Vaping tanpa nikotin mencegah ketergantungan nikotin dan efek samping lain yang berhubungan dengan nikotin.

Namun, vaping tanpa nikotin juga bisa menimbulkan efek samping, termasuk di bawah ini.

Toksisitas umum

Banyak bahan kimia dalam e-liquid mungkin memiliki efek toksik pada tubuh. Sebuah studi laboratorium tahun 2012 menemukan bahwa efek ini bukan karena nikotin tetapi karena bahan kimia yang digunakan produsen untuk membumbui e-liquid. Yang penting, hal ini juga berlaku untuk e-liquid yang mengandung bahan-bahan food-grade.

Temuan studi tahun 2015 menunjukkan bahwa memanaskan propilen glikol dan gliserol dalam cairan elektronik menciptakan senyawa yang melepaskan formaldehida. Formaldehida adalah karsinogen golongan 1, artinya berpotensi menyebabkan kanker.

Sebuah studi yang lebih baru menyelidiki efek e-liquid pada pengguna vape muda.
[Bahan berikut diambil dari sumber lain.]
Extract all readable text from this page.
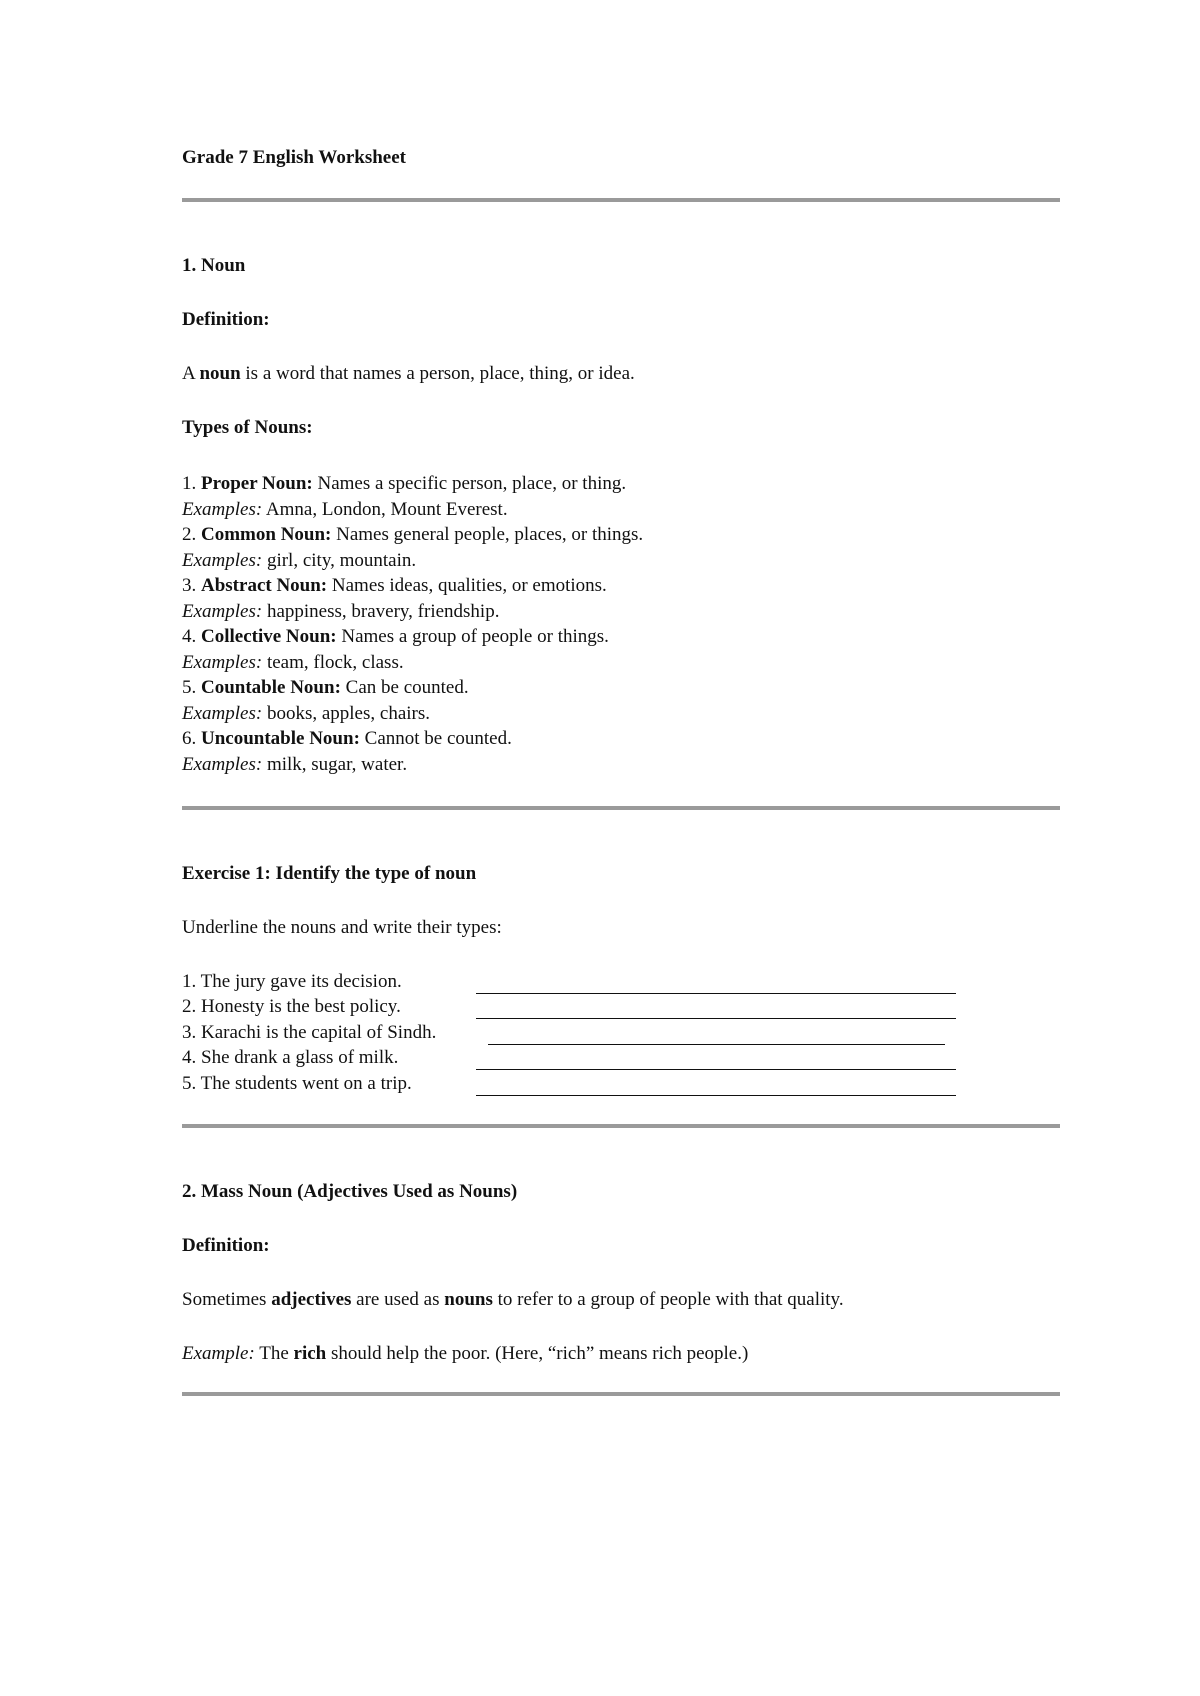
Grade 7 English Worksheet
1. Noun
Definition:
A noun is a word that names a person, place, thing, or idea.
Types of Nouns:
1. Proper Noun: Names a specific person, place, or thing.
Examples: Amna, London, Mount Everest.
2. Common Noun: Names general people, places, or things.
Examples: girl, city, mountain.
3. Abstract Noun: Names ideas, qualities, or emotions.
Examples: happiness, bravery, friendship.
4. Collective Noun: Names a group of people or things.
Examples: team, flock, class.
5. Countable Noun: Can be counted.
Examples: books, apples, chairs.
6. Uncountable Noun: Cannot be counted.
Examples: milk, sugar, water.
Exercise 1: Identify the type of noun
Underline the nouns and write their types:
1. The jury gave its decision.
2. Honesty is the best policy.
3. Karachi is the capital of Sindh.
4. She drank a glass of milk.
5. The students went on a trip.
2. Mass Noun (Adjectives Used as Nouns)
Definition:
Sometimes adjectives are used as nouns to refer to a group of people with that quality.
Example: The rich should help the poor. (Here, “rich” means rich people.)
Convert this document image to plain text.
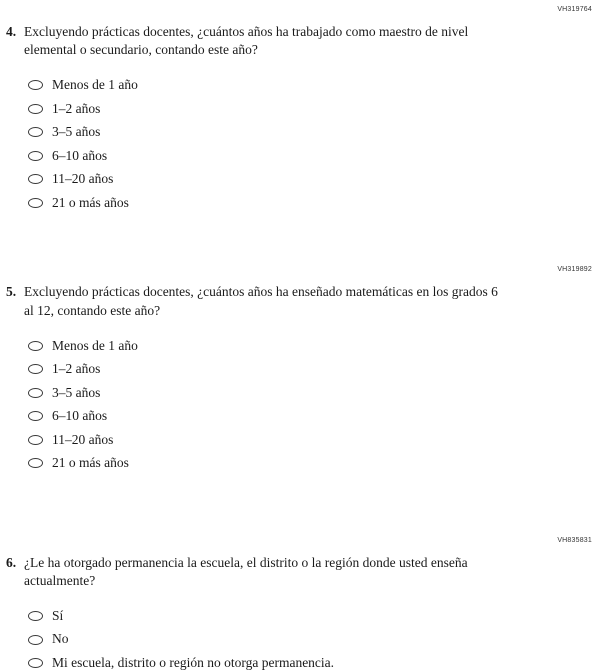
VH319764
4. Excluyendo prácticas docentes, ¿cuántos años ha trabajado como maestro de nivel elemental o secundario, contando este año?
Menos de 1 año
1–2 años
3–5 años
6–10 años
11–20 años
21 o más años
VH319892
5. Excluyendo prácticas docentes, ¿cuántos años ha enseñado matemáticas en los grados 6 al 12, contando este año?
Menos de 1 año
1–2 años
3–5 años
6–10 años
11–20 años
21 o más años
VH835831
6. ¿Le ha otorgado permanencia la escuela, el distrito o la región donde usted enseña actualmente?
Sí
No
Mi escuela, distrito o región no otorga permanencia.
Studi ini membandingkan tiga kelompok remaja: mereka yang menggunakan rokok elektrik saja (hanya rokok elektronik), mereka yang menggunakan rokok elektrik selain merokok rokok standar (e +), dan mereka yang tidak pernah menggunakan rokok elektrik (kontrol).

Secara keseluruhan, penelitian tersebut menunjukkan bahwa vaping tidak terlalu merusak dibandingkan merokok. Namun, remaja dalam kelompok e-only memiliki jumlah bahan kimia beracun yang jauh lebih tinggi dalam urin mereka dibandingkan dengan kelompok kontrol. Bahan kimia ini termasuk:

  • akrilonitril
  • akrolein
  • propilen oksida
  • akrilamida
  • crotonaldehyde.dll

Penelitian lain mendukung temuan ini, menunjukkan bahwa memanaskan dan menguapkan bahan kimia e-liquid membuatnya sangat beracun bagi sel paru-paru. Akibatnya, para peneliti "berhati-hati terhadap pendapat umum bahwa rokok elektrik aman."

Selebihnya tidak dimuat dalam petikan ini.